Karmin contended that the amount of oil wasn’t the point, its cost was.
“Six-and-a-half million barrels is worth about $800 million. The government would be receiving about $400m. in fees and taxes – can we really afford to turn down that much money?” he demanded.
The Authority’s Science Committee, nevertheless, has submitted its assessment report to the general assembly and has counseled the body to prohibit the companies from drilling. The committee consists of, among others, two professors and two doctors, including the Environmental Protection Ministry’s chief scientist Dr. Yishayahu Baror – who apparently disagrees with his minister.
Rather than a deserted corner of the desert, the site actually sits in the middle of a very narrow corridor which serves as a natural transit area between the Judean Desert Reserve and the Negev reserve, the committee said. Disturbing the area would have a massive impact on plant and animal life in the whole area, they argued. Animal populations would be cut off from their main groups with no way to get back to the Negev, they said.
The committee addressed both the potential damage from the initial drilling, but also the greater potential impact of striking oil.
While an exploratory hole would inevitably cause some damage, if oil was found, much more damage would result, the committee wrote. A constant stream of tanker trucks and the new roads they would require would doubtless result in severe damage. Even putting up lights, as is usual for drilling sites, would adversely affect the delicate ecosystems.
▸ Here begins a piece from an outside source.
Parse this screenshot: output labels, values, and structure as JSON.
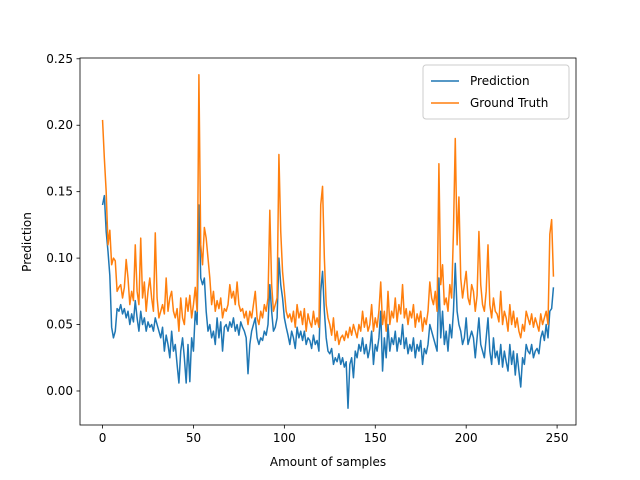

The inevitable accidents if oil were found would pollute the ground in the area as well, according to the report.
The committee concluded by reminding the general assembly that it was precisely their job to protect nature in the face of such threats.
Meanwhile, even if the committee voted against granting them permission on Tuesday, Karmin vowed to employ additional legal measures to get the permits.